The way of the righteous is level;
O Just One, you make smooth the path of the righteous.
8 In the path of your judgments,
O Lord, we wait for you;
your name and your renown
are the soul’s desire.
9 My soul yearns for you in the night,
my spirit within me earnestly seeks you.
For when your judgments are in the earth,
the inhabitants of the world learn righteousness.
10 If favor is shown to the wicked,
they do not learn righteousness;
in the land of uprightness they deal perversely
and do not see the majesty of the Lord.
11 O Lord, your hand is lifted up,
but they do not see it.
Let them see your zeal for your people, and be ashamed.
Let the fire for your adversaries consume them.
12 O Lord, you will ordain peace for us,
for indeed, all that we have done, you have done for us.
13 O Lord our God,
other lords besides you have ruled over us,
but we acknowledge your name alone.
14 The dead do not live;
shades do not rise—
because you have punished and destroyed them,
and wiped out all memory of them.
15 But you have increased the nation, O Lord,
you have increased the nation; you are glorified;
you have enlarged all the borders of the land. - Isaiah 26:7-15
I’m writing this devotion on Election Day because I’m trying to pass time on this bizarre occasion in a mindful, mid-pandemic, sort of way. Anything to keep me from endlessly scrolling social media, refreshing the front pages of FiveThirtyEight and CNN. I’m waiting. Hopefully, this election is sorted out before you read this devotional.
This year has taught us a lot about waiting. Waiting for test results, for difficult decisions to be made, for the election results to come in. But, we’re also waiting for the heavier things; we are waiting on reform and justice and peace for the brokenhearted. Some of us have been waiting for a very long time for that.
Isaiah is calling the people of Israel to justice in the midst of injustice, for God’s righteousness to mightily fall across the land of their enemies. They are in essence saying, “even though everything is horrible now, we believe that it won’t always be.” They are filling the space, filling the waiting, with a prophetic petition for God’s goodness.
Waiting is a spiritual practice, isn’t it? It’s a chance to sit in the void of our present reality, awe at the emptiness we feel, and decide how we will fill it. Isaiah says that “At night I long for you with my whole being. My spirit within me watches for you”.

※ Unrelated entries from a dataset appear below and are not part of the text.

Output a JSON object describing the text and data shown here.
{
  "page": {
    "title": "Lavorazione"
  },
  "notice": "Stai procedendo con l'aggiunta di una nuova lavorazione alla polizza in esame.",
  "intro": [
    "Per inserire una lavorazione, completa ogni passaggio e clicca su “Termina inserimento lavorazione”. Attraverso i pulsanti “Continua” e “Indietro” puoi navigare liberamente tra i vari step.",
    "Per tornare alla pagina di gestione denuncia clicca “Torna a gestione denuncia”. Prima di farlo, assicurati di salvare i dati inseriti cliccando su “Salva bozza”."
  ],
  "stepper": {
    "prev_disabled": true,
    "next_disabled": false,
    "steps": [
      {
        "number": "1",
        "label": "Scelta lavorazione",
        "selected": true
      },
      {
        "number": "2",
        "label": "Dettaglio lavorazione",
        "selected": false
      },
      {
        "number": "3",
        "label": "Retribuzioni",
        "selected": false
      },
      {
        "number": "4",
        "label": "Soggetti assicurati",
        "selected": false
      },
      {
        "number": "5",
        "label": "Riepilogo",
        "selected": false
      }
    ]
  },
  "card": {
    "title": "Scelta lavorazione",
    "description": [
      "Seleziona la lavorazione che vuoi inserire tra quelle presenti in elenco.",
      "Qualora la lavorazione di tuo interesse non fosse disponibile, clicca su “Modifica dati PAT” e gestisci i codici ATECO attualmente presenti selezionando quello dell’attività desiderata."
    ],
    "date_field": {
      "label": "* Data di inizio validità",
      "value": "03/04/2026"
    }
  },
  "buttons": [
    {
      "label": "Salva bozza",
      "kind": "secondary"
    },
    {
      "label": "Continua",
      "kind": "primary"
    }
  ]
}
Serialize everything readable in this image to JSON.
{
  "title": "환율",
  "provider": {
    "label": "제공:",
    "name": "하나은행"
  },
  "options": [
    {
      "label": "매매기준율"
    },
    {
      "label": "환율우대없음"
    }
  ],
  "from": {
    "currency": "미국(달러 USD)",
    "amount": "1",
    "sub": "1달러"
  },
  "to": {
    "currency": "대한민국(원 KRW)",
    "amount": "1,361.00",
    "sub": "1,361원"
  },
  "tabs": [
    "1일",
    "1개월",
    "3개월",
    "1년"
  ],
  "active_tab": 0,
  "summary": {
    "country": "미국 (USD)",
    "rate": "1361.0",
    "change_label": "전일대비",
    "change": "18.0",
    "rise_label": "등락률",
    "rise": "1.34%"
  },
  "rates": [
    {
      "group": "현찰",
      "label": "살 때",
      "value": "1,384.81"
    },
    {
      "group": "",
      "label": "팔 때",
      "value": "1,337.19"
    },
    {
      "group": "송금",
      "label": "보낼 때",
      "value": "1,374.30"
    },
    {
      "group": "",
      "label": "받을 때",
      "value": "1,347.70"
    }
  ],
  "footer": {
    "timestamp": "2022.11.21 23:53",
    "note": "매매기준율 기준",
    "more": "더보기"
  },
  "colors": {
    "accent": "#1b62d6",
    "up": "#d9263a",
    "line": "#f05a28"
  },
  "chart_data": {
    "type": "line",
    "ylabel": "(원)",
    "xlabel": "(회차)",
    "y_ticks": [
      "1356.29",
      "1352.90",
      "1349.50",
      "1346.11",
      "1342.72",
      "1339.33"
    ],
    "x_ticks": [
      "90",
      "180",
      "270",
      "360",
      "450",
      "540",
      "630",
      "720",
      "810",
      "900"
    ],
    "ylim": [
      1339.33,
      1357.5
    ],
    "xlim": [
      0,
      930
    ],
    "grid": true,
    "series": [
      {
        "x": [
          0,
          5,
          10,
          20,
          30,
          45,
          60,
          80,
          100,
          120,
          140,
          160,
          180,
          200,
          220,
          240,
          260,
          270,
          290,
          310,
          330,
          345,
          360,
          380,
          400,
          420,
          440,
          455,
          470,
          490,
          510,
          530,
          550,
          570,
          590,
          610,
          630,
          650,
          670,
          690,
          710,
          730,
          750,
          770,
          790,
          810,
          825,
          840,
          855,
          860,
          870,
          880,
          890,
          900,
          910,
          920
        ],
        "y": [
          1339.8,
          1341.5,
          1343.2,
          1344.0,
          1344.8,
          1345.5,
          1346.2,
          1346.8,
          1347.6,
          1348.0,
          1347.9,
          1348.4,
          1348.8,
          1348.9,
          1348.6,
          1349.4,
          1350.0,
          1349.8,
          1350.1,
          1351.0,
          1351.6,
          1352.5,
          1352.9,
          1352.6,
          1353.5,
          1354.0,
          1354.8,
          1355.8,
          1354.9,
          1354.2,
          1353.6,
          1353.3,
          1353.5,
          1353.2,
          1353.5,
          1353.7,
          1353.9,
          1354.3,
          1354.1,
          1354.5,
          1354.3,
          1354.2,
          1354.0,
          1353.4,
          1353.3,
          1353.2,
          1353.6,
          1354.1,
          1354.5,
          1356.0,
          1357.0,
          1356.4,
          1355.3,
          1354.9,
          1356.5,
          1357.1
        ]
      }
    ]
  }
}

As we wait for the world to turn I have to ask myself:
Am I waiting well?
Am I looking for God in unexpected places?
Do I still see God’s children in terms of us and them?
This Advent let God’s grace illuminate the world around you while we wait… and wait.
Lord, help us wait well. Illuminate the hope we’re seeking, the neighbor we’re to love, and the peace you promised. Amen.